We study a courier dispatching problem in an on-demand delivery system where customers are sensitive to delay. Specifically, we evaluate the effect of temporal pooling by comparing systems using the dedicated strategy, where only one order is delivered per trip, vs. the pooling strategy, where a batch of sequential orders is delivered on each trip. We capture the courier delivery system's spatial dimension by assuming that following a Poisson process, demand arises at a uniformly generated point in a service region analogous to a circular city. We find that the dispatching strategy depends critically on customers' patience level, the size of the service region, and whether the firm can endogenize the demand. We obtain concise but informative results when there is a single courier and customers' underlying arrival rate is large enough, meaning a crowded market such as rush hour delivery. In particular, when the demand rate is exogenous (but the firm has to compensate customers to make sure that sufficient customers participate), using the pooling strategy works best if the service area is large enough to fully exploit the efficiency of pooling. Otherwise, using the dedicated strategy is optimal. In contrast, if the firm can endogenize the demand by setting the delivery price, using the dedicated strategy is optimal for a large service area, and vice versa. The reason is that it is optimal for the firm to sustain a relatively low demand rate by charging a high price for a large service radius: within this large area, the pooling strategy would lead to a long wait time because the multiple orders required for pooling accumulate slowly.
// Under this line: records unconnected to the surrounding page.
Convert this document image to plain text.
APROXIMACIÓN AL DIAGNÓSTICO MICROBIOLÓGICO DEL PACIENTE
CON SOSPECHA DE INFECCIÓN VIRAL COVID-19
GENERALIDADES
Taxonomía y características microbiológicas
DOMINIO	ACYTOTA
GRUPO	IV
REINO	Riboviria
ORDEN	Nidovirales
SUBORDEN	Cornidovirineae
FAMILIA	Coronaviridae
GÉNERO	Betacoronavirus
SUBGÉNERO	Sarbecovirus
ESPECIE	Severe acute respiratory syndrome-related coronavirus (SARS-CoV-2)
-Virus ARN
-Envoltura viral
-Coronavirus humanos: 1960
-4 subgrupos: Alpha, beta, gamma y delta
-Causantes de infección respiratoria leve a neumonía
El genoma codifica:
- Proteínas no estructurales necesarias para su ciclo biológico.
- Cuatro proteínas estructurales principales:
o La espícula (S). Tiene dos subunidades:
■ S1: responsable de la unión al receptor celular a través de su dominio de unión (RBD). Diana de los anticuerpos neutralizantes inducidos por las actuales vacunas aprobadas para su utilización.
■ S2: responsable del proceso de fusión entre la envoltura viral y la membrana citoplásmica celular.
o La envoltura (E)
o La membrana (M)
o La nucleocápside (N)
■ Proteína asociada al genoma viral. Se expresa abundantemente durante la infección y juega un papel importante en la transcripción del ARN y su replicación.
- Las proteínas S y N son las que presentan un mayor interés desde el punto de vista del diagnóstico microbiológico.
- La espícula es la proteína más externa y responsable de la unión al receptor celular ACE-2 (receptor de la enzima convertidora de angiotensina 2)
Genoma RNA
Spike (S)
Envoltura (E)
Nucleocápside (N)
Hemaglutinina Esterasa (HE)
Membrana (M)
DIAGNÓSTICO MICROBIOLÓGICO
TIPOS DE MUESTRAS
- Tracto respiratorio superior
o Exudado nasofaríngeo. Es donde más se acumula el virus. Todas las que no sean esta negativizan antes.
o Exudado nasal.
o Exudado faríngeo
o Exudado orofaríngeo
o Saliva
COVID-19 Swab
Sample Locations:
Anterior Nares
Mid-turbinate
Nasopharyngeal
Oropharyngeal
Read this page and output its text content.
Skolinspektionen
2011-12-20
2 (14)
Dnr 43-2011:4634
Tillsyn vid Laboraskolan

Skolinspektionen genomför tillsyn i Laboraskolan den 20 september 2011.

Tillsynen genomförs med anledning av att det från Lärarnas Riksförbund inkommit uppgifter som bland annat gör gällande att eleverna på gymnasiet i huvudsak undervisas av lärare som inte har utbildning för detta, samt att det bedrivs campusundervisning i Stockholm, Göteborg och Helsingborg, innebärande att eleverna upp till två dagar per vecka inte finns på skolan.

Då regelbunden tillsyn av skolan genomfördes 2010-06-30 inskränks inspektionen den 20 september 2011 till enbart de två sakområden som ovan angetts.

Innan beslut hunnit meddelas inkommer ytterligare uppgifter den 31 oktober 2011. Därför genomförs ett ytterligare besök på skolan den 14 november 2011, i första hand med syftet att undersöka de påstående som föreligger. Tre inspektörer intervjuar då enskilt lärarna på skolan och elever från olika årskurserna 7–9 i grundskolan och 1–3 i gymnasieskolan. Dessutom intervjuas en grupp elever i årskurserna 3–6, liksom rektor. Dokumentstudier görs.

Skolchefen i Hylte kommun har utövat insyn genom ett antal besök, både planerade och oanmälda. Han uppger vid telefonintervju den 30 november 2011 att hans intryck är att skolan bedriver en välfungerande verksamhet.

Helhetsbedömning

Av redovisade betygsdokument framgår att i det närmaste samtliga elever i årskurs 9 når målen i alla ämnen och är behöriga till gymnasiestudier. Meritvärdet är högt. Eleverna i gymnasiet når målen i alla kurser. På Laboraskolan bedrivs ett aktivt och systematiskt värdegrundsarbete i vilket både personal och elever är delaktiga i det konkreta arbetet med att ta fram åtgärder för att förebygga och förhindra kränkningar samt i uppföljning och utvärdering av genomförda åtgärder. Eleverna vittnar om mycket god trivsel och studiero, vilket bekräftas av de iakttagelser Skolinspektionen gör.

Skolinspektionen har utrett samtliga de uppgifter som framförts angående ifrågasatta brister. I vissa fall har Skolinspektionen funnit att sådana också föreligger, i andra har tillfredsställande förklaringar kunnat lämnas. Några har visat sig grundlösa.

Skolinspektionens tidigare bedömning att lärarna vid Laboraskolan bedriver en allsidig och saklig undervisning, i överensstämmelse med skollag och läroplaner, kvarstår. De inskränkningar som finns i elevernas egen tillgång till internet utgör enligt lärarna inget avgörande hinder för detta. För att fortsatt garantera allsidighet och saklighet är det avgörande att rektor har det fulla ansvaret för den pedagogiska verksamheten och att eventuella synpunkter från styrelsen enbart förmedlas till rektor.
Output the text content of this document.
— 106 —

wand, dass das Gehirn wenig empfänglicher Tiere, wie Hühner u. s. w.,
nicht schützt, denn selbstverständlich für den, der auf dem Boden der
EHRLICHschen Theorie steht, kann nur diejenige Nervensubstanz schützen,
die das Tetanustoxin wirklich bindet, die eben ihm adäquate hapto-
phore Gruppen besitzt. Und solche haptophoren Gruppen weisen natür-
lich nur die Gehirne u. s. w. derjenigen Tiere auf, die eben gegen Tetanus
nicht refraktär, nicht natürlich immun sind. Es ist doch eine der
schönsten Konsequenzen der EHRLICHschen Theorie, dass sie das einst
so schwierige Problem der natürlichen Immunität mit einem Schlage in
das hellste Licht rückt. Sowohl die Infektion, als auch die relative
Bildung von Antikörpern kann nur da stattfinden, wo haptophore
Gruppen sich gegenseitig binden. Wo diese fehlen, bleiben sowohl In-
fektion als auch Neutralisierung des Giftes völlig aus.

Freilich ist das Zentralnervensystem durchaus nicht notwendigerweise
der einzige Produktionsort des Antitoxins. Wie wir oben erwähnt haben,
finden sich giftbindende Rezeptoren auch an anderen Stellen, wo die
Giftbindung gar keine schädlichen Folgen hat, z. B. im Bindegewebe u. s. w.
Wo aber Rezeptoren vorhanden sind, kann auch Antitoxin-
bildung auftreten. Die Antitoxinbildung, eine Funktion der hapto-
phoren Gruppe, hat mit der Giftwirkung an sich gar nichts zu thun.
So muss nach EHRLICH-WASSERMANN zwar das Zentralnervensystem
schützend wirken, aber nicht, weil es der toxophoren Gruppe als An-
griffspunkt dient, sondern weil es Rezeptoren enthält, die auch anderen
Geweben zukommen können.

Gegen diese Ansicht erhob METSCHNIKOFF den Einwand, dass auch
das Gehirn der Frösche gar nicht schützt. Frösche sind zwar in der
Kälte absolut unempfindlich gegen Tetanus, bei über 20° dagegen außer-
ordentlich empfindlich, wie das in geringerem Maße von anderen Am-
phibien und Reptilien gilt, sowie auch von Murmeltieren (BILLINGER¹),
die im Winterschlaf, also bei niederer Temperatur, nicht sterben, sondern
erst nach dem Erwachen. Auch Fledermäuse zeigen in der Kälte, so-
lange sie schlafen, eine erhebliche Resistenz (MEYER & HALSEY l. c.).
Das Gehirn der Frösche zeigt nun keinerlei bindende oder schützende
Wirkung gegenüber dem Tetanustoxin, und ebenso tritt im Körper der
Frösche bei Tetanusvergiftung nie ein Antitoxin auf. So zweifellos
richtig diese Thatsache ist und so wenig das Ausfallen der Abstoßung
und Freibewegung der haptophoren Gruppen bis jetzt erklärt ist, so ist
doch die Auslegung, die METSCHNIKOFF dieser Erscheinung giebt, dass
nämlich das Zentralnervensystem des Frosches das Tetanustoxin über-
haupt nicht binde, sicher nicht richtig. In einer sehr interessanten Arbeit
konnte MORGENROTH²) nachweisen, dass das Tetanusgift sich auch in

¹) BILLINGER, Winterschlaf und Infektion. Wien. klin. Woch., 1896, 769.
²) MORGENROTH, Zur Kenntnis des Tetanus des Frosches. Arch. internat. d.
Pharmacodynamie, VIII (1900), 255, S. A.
Moreover, when the demand rate is exogenous, customers' patience level has no impact on the dispatch strategy, but when the demand rate can be endogenized, the dedicated strategy is preferable if customers are impatient, and vice versa. Finally, we extend our model to incorporate a general arrival rate that does not have to be large, a non-uniform distribution of orders in the service region, and multiple couriers. We find that most observations in our base model still hold in these extensions.